Not having had the ability to travel, except for when touring or making music, she recalls her opportunity to spend a few months in Brazil, telling me “Just being around people, the language, it really helped me get in the sound world of the area I’m in. It, kind of, allowed me, to be a bit calmer…Just seeing the real street, rather than being escorted around…getting to actually explore and stuff on my own. It felt like I was in the scene, in the fabric of the neighbourhood.”
EJT began the year with releasing Rain Dance on her Movementt label, it’s name deriving from her mantra. She had bigger ambitions at the start of the year, including possibly signing new artists, yet she tells me “[My ambitions have] changed due to the financial situation which his arisen because of COVID… I really want to re-issue my first two EPs, Walrus and Ley Lines. They weren’t huge vinyl runs; they were very small…we’re hopefully going to make that happen. That’s the next step really, getting all of my music in one place, on this label.”
Along with reissuing her previous work under Movementt, EJT also reveals that she has begun recording her next record in the studio, “I think that’s going to be the focus for a while, just releasing myself. And it’s going to be a little later than I hoped… It’s about being patient, taking our time and not rushing.”
We’ve all been hit by the COVID outbreak in some form, but the creative and performing industries have bit hit particularly hard, as can be traced with the scaling back of EJT’s immediate goals. Yet, her positive outlook shines through.

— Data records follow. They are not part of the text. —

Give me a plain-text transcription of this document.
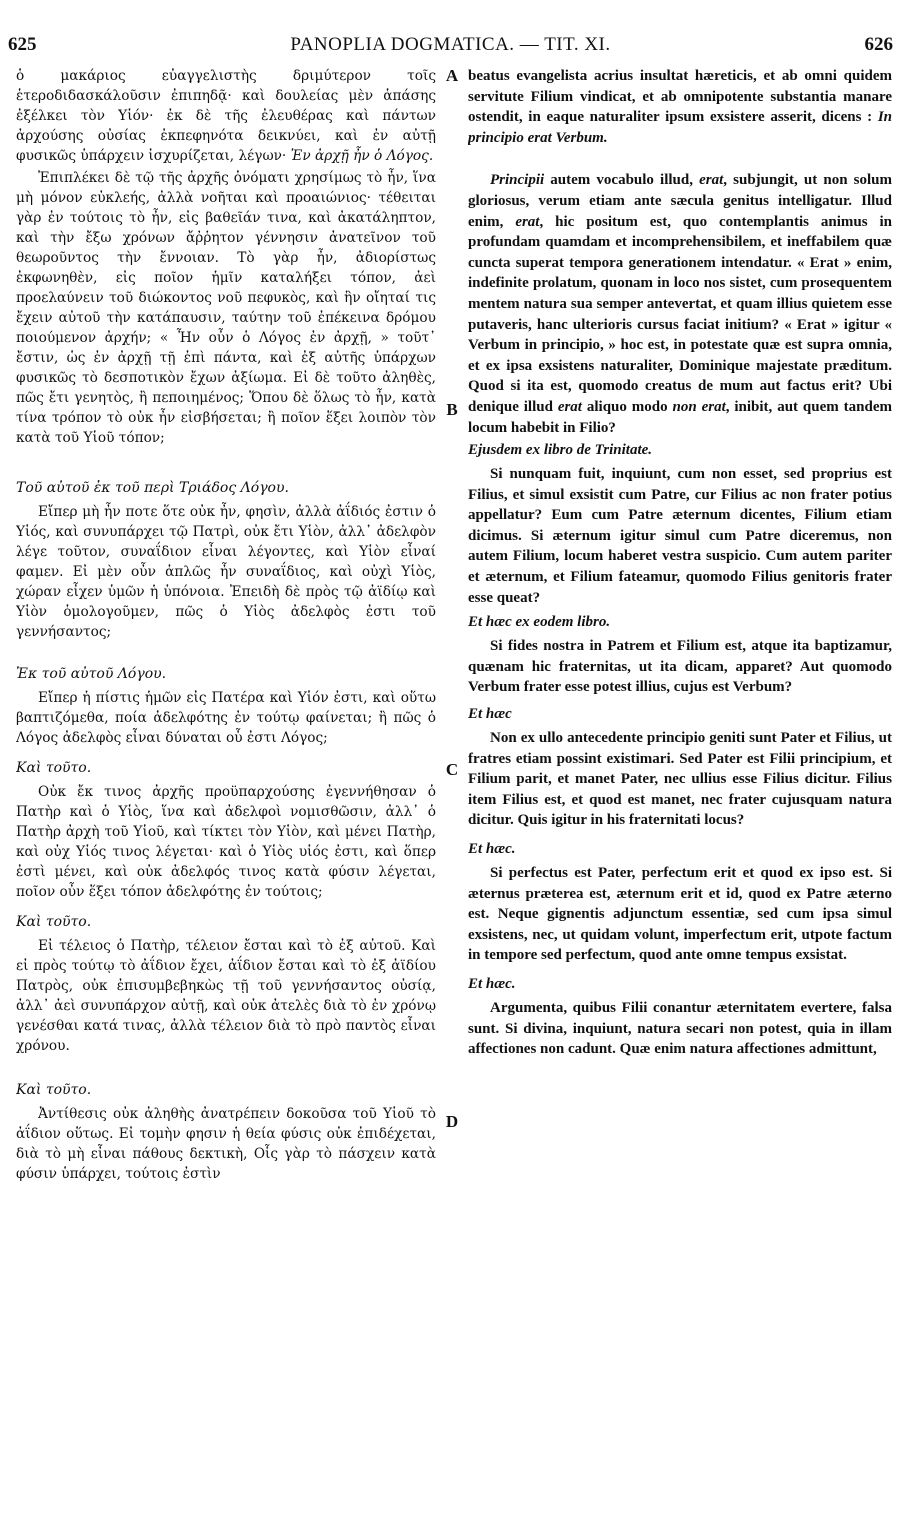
625	PANOPLIA DOGMATICA. — TIT. XI.	626

ὁ μακάριος εὐαγγελιστὴς δριμύτερον τοῖς ἑτεροδιδασκάλοῦσιν ἐπιπηδᾷ· καὶ δουλείας μὲν ἁπάσης ἐξέλκει τὸν Υἱόν· ἐκ δὲ τῆς ἐλευθέρας καὶ πάντων ἀρχούσης οὐσίας ἐκπεφηνότα δεικνύει, καὶ ἐν αὐτῇ φυσικῶς ὑπάρχειν ἰσχυρίζεται, λέγων· Ἐν ἀρχῇ ἦν ὁ Λόγος.

Ἐπιπλέκει δὲ τῷ τῆς ἀρχῆς ὀνόματι χρησίμως τὸ ἦν, ἵνα μὴ μόνον εὐκλεής, ἀλλὰ νοῆται καὶ προαιώνιος· τέθειται γὰρ ἐν τούτοις τὸ ἦν, εἰς βαθεῖάν τινα, καὶ ἀκατάληπτον, καὶ τὴν ἔξω χρόνων ἄῤῥητον γέννησιν ἀνατεῖνον τοῦ θεωροῦντος τὴν ἔννοιαν. Τὸ γὰρ ἦν, ἀδιορίστως ἐκφωνηθὲν, εἰς ποῖον ἡμῖν καταλήξει τόπον, ἀεὶ προελαύνειν τοῦ διώκοντος νοῦ πεφυκὸς, καὶ ἣν οἴηταί τις ἔχειν αὐτοῦ τὴν κατάπαυσιν, ταύτην τοῦ ἐπέκεινα δρόμου ποιούμενον ἀρχήν; « Ἦν οὖν ὁ Λόγος ἐν ἀρχῇ, » τοῦτ᾽ ἔστιν, ὡς ἐν ἀρχῇ τῇ ἐπὶ πάντα, καὶ ἐξ αὐτῆς ὑπάρχων φυσικῶς τὸ δεσποτικὸν ἔχων ἀξίωμα. Εἰ δὲ τοῦτο ἀληθὲς, πῶς ἔτι γενητὸς, ἢ πεποιημένος; Ὅπου δὲ ὅλως τὸ ἦν, κατὰ τίνα τρόπον τὸ οὐκ ἦν εἰσβήσεται; ἢ ποῖον ἕξει λοιπὸν τὸν κατὰ τοῦ Υἱοῦ τόπον;

Τοῦ αὐτοῦ ἐκ τοῦ περὶ Τριάδος Λόγου.

Εἴπερ μὴ ἦν ποτε ὅτε οὐκ ἦν, φησὶν, ἀλλὰ ἀΐδιός ἐστιν ὁ Υἱός, καὶ συνυπάρχει τῷ Πατρὶ, οὐκ ἔτι Υἱὸν, ἀλλ᾽ ἀδελφὸν λέγε τοῦτον, συναΐδιον εἶναι λέγοντες, καὶ Υἱὸν εἶναί φαμεν. Εἰ μὲν οὖν ἁπλῶς ἦν συναΐδιος, καὶ οὐχὶ Υἱὸς, χώραν εἶχεν ὑμῶν ἡ ὑπόνοια. Ἐπειδὴ δὲ πρὸς τῷ ἀϊδίῳ καὶ Υἱὸν ὁμολογοῦμεν, πῶς ὁ Υἱὸς ἀδελφὸς ἐστι τοῦ γεννήσαντος;

Ἐκ τοῦ αὐτοῦ Λόγου.

Εἴπερ ἡ πίστις ἡμῶν εἰς Πατέρα καὶ Υἱόν ἐστι, καὶ οὕτω βαπτιζόμεθα, ποία ἀδελφότης ἐν τούτῳ φαίνεται; ἢ πῶς ὁ Λόγος ἀδελφὸς εἶναι δύναται οὗ ἐστι Λόγος;

Καὶ τοῦτο.

Οὐκ ἔκ τινος ἀρχῆς προϋπαρχούσης ἐγεννήθησαν ὁ Πατὴρ καὶ ὁ Υἱὸς, ἵνα καὶ ἀδελφοὶ νομισθῶσιν, ἀλλ᾽ ὁ Πατὴρ ἀρχὴ τοῦ Υἱοῦ, καὶ τίκτει τὸν Υἱὸν, καὶ μένει Πατὴρ, καὶ οὐχ Υἱός τινος λέγεται· καὶ ὁ Υἱὸς υἱός ἐστι, καὶ ὅπερ ἐστὶ μένει, καὶ οὐκ ἀδελφός τινος κατὰ φύσιν λέγεται, ποῖον οὖν ἕξει τόπον ἀδελφότης ἐν τούτοις;

Καὶ τοῦτο.

Εἰ τέλειος ὁ Πατὴρ, τέλειον ἔσται καὶ τὸ ἐξ αὐτοῦ. Καὶ εἰ πρὸς τούτῳ τὸ ἀΐδιον ἔχει, ἀΐδιον ἔσται καὶ τὸ ἐξ ἀϊδίου Πατρὸς, οὐκ ἐπισυμβεβηκὼς τῇ τοῦ γεννήσαντος οὐσίᾳ, ἀλλ᾽ ἀεὶ συνυπάρχον αὐτῇ, καὶ οὐκ ἀτελὲς διὰ τὸ ἐν χρόνῳ γενέσθαι κατά τινας, ἀλλὰ τέλειον διὰ τὸ πρὸ παντὸς εἶναι χρόνου.

Καὶ τοῦτο.

Ἀντίθεσις οὐκ ἀληθὴς ἀνατρέπειν δοκοῦσα τοῦ Υἱοῦ τὸ ἀΐδιον οὕτως. Εἰ τομὴν φησιν ἡ θεία φύσις οὐκ ἐπιδέχεται, διὰ τὸ μὴ εἶναι πάθους δεκτικὴ, Οἷς γὰρ τὸ πάσχειν κατὰ φύσιν ὑπάρχει, τούτοις ἐστὶν

A
B
C
D

beatus evangelista acrius insultat hæreticis, et ab omni quidem servitute Filium vindicat, et ab omnipotente substantia manare ostendit, in eaque naturaliter ipsum exsistere asserit, dicens : In principio erat Verbum.

Principii autem vocabulo illud, erat, subjungit, ut non solum gloriosus, verum etiam ante sæcula genitus intelligatur. Illud enim, erat, hic positum est, quo contemplantis animus in profundam quamdam et incomprehensibilem, et ineffabilem quæ cuncta superat tempora generationem intendatur. « Erat » enim, indefinite prolatum, quonam in loco nos sistet, cum prosequentem mentem natura sua semper antevertat, et quam illius quietem esse putaveris, hanc ulterioris cursus faciat initium? « Erat » igitur « Verbum in principio, » hoc est, in potestate quæ est supra omnia, et ex ipsa exsistens naturaliter, Dominique majestate præditum. Quod si ita est, quomodo creatus de mum aut factus erit? Ubi denique illud erat aliquo modo non erat, inibit, aut quem tandem locum habebit in Filio?

Ejusdem ex libro de Trinitate.

Si nunquam fuit, inquiunt, cum non esset, sed proprius est Filius, et simul exsistit cum Patre, cur Filius ac non frater potius appellatur? Eum cum Patre æternum dicentes, Filium etiam dicimus. Si æternum igitur simul cum Patre diceremus, non autem Filium, locum haberet vestra suspicio. Cum autem pariter et æternum, et Filium fateamur, quomodo Filius genitoris frater esse queat?

Et hæc ex eodem libro.

Si fides nostra in Patrem et Filium est, atque ita baptizamur, quænam hic fraternitas, ut ita dicam, apparet? Aut quomodo Verbum frater esse potest illius, cujus est Verbum?

Et hæc

Non ex ullo antecedente principio geniti sunt Pater et Filius, ut fratres etiam possint existimari. Sed Pater est Filii principium, et Filium parit, et manet Pater, nec ullius esse Filius dicitur. Filius item Filius est, et quod est manet, nec frater cujusquam natura dicitur. Quis igitur in his fraternitati locus?

Et hæc.

Si perfectus est Pater, perfectum erit et quod ex ipso est. Si æternus præterea est, æternum erit et id, quod ex Patre æterno est. Neque gignentis adjunctum essentiæ, sed cum ipsa simul exsistens, nec, ut quidam volunt, imperfectum erit, utpote factum in tempore sed perfectum, quod ante omne tempus exsistat.

Et hæc.

Argumenta, quibus Filii conantur æternitatem evertere, falsa sunt. Si divina, inquiunt, natura secari non potest, quia in illam affectiones non cadunt. Quæ enim natura affectiones admittunt,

“If there’s ever any hardship, there’s always less to learn, and opportunities to come from that. That’s part of this idea of balance that I’ve had in me. The energy must and will balance. You can take that really literally with this COVID situation. Because, of course, it’s been such a hard time for so many people…but there are always good things to come with that. Maybe not immediately, but it could mean that the way we approach work, in this country, could change for the better…Hopefully, we could mould things to the benefit of everyone.”
Emma-Jean Thackray's 'UM YANG 음양 ' is out now via Night Dreamer Records.